De vorst haalde zijn schouders eens op.
'En u hebt er een schone vrouw en een mooi gezin aan over gehouden, aan uw streven om koning te worden.'
'Ja, en artrose in mijn rechterarm van naar mijn onderdanen te zwaaien,' grommelde het staatshoofd.

Met de plaasteren arm

'Ik wilde eigenlijk dit jaar thuis blijven en in de hof werken,' verklaarde de koning na een lange stilte zijn laattijdig beroep op de diensten van VDC. 'Ge hadt ons Mathilde en de kadeeën moeten horen toen ik dat zei, ze beten bijna mijn neus af. Die willen écht met vakantie, zoals alle Belgen. En daarbij, we zouden hier zelf hebben moeten koken en kuisen want de vakbond van de lakeien heeft mij drie weken collectieve congé payé afgeperst.'
Een uur lang legde de vorst zijn ziel bloot. Iets waarover ik niets kan en wil voort vertellen, wegens het colloque singulier. U moet dat maar eens opgoogelen, gelijk ze zeggen.
En daardoor kon hij toch met een enigszins verlicht gemoed met vakantie vertrekken, in zijn nieuwe kaki driekwart broek.
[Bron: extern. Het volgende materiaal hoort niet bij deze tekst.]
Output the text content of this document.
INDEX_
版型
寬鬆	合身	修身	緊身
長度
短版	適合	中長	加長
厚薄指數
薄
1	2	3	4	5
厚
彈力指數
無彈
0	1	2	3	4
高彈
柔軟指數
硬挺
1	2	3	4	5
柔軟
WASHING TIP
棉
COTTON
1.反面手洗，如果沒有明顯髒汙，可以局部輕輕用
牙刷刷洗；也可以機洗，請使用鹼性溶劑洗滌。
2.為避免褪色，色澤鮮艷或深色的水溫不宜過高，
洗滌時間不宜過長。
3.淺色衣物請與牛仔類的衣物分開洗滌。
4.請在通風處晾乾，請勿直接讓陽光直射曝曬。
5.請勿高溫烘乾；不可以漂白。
Nog maar net had ik de koninklijke familie uitgezwaaid en mijn medewerkers Dinska en Brab telefonisch verzocht zich zonder dralen ten dienste van de onderkoning te komen stellen, toen er al gebeld werd aan de deur van het Paleis.
Een leurder, dacht ik, of een getuige van Jehova.
Maar het was Kristiaan met de Plaasteren Arm die zich toegang tot het Koninklijk Paleis wilde verschaffen.
'Ha, Dievel, zijt gij ook weer van de partij,' sprak de minister van Werk gemaakt joviaal, 'ik heb hier wat Koninklijke Besluitjes bij, zoudt ge die rap eens willen tekenen? Ge moet ze niet eens lezen, alles is al doorgesproken met de coalitiepartners.'
Uit zijn binnenzak haalde hij een mapje dat het opschrift "Voorstellen om de N-VA te jennen" droeg.
'Welzeker, heer Peeters, kom maar mee naar mijn bureau.'
Ik legde vriendelijk een hand op zijn schouder en dirigeerde hem naar een deur in de hoek van de troonzaal, waarachter zich - dat herinnerde ik mij nog zeer goed - de Koninklijke Vergeetput bevond.